Она молчала, даже не смотрела на него.
– Ты, может, думаешь, у Бога там счеты, да? Часы? – он повысил голос. – Думаешь, Бог считает, сколько дней прошло, и живет по земному календарю? Что Ему твои раз в год, Ему, у которого тысяча лет как один день?
Она сидела в кресле напротив, уже одетая, чуть отвернувшись, глядя в окно, за которым серебрилось зимнее московское небо, на удивление солнечное, и по-прежнему не отвечала, точно не слыша. Когда он закончил говорить, она вновь повернула голову и продолжила как ни в чем не бывало… Интересно, она и с детьми своими так же? Так же их воспитывает? Именно в эту минуту Алеша подумал, что совершенно не знает ее, что до сих пор смотрелся в зеркало.
Правило второе – звонить будет она. Звонить со своего, хорошо известного ему номера, но отныне номер этот будет использоваться тот самый единственный раз в году – в остальное время сим-карта уляжется в потайном месте, чтобы ждать своего показательного выступления целый год. Да, она потеряет этот телефон, тот, что у нее сейчас, чтобы купить новый, новый телефон и новую симку, а старую спрячет до следующего года…
Ему уже не хотелось шутить, иронизировать. Пусть объяснения эти смехотворны, сама подробность их вывела его из себя. Как она все хорошо продумала! Даже про сим-карту – это чтобы он, не дай бог, не сорвался, не позвонил! Дура! Он и без всех этих хитростей не позвонит. Никогда. Завтра же найдет себе понормальней.

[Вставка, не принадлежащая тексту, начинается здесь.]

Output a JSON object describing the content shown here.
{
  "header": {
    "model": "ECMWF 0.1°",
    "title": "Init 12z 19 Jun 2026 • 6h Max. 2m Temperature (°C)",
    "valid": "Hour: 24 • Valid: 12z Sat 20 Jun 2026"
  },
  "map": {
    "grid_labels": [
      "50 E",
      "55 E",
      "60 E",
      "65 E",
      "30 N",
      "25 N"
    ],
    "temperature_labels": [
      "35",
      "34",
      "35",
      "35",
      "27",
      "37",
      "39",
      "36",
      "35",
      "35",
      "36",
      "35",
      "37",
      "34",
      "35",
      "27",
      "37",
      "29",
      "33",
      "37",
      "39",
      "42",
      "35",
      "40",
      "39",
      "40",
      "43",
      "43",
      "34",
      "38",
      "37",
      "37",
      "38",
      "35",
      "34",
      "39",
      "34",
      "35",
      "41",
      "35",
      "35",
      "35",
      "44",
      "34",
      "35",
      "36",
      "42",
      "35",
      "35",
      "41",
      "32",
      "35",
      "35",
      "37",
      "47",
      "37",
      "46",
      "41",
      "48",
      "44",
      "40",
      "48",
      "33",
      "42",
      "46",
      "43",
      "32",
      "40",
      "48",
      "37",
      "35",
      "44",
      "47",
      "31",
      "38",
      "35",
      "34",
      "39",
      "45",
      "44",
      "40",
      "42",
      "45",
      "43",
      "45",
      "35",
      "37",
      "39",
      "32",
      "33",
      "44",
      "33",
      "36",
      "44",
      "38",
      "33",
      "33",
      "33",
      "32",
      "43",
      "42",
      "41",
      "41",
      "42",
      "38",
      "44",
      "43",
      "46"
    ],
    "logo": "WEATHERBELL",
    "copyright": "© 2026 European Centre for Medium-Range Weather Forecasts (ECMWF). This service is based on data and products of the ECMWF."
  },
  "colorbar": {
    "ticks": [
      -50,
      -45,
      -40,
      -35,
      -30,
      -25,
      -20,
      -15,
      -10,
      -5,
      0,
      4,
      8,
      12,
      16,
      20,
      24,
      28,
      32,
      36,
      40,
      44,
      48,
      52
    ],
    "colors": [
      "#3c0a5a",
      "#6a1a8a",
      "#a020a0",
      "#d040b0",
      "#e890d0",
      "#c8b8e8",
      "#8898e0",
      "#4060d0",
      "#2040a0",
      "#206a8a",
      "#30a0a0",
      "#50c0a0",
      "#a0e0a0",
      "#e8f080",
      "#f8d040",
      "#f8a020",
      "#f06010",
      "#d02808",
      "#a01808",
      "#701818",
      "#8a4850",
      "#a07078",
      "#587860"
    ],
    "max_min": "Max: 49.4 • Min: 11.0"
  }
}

Он ходил по тесному номеру, уже не сдерживая гнев, – половицы отчаянно скрипели, когда здесь в конце-то концов последний раз делали ремонт?! Наконец он остановился, скрип послушно замер.
– Раз в год – это все равно что ни разу. Это значит никогда. Я понял. Разбегаемся. Прощай.
Он хотел добавить что-то еще и колебался, но она уже кивнула, встала. Понимаю. И все-таки я тебе позвоню. Сказала, уже не оборачиваясь, мимо.
Стянула с вешалки пальтецо, подхватила сумочку и вышла. Из дряблого гостиничного номерка.
Так в январе 2009 года она столкнула его в ледяную яму.
Тогда-то он и пережил все это впервые – превращение воздуха в яд. И попытался вышибить клин клином – глушить боль спиртом. Отрава на отраву – и помогало, каждый вечер он превращался в краснорожий, лыка не вязавший бесчувственный мешок, к ужасу жены, которая все пыталась его уговорить, все расспрашивала. Кончился этот ежевечерний марафон неприятно – сердце, и до того не идеальное, устроило бунт; увезенный на «скорой», почти месяц Алеша провел в больнице. Постоянная боль, беседы с соседями по койке, мерная, но суетливая больничная жизнь погрузила его в новые заботы – анализы, кардиограмма, капельница, физиотерапия, отложенная шахматная партия с Миронычем из сто шестой палаты, сколько дать врачу, как лучше отблагодарить медсестер? Он научился радоваться просто тогда, когда боль стихала, не забывая, конечно, отмечать про себя, что здесь не только не тоскует о ней, но даже ее не вспоминает. Он вышел из больницы, когда уже наступило лето. Все распустилось, оказывается, тут, на воле, все цвело, а вишни в парке возле дома, где он гулял с сыном, уже осыпались. Он дышал спокойно, свободно. Полной грудью. Он был исцелен.
Она позвонила намного раньше, чем обещала, в солнечный сентябрьский денек. Он не ответил, наслаждаясь обретенной силой, но прошло всего несколько минут, и он начал ждать перезвона, он был уверен – сейчас перезвонит! А он снова не откликнется. Она перезвонила только через сутки, в течение которых воздух вновь сделался разреженным и вдохнуть его полной грудью стало невозможно. И уже через час после этого второго наконец раздавшегося звонка он сжимал ее крепко-крепко, в собственном доме, на родном диване, днем, пока не было никого, а она медленно говорила, словно сквозь забытье: «Ты. Все внутри меня – ты. Ты один, всегда. И это так светло. И это так страшно». Девять месяцев терзаний утонули в пресветлой лазури почти летнего дня.
Так и пошло.
Год он жил семьянином, благородным доном, мужем и отцом, чтобы однажды отправиться в короткое плаванье, на остров лазури. Хорошо бы, конечно, было жить этот год не помня, не ведая об острове, каждый раз принимая его как нежданное чудо, но это было, увы, невозможно, никак. Конечно, он пытался найти ей замену, но выяснилось очень быстро – лучшая ей замена – жена. Славная, теплая, любящая. Не подозревающая ни о чем. Можно было продержаться на жене, можно. И он держался, пока не на наступало неизбежное – скатерть, солонка, газ.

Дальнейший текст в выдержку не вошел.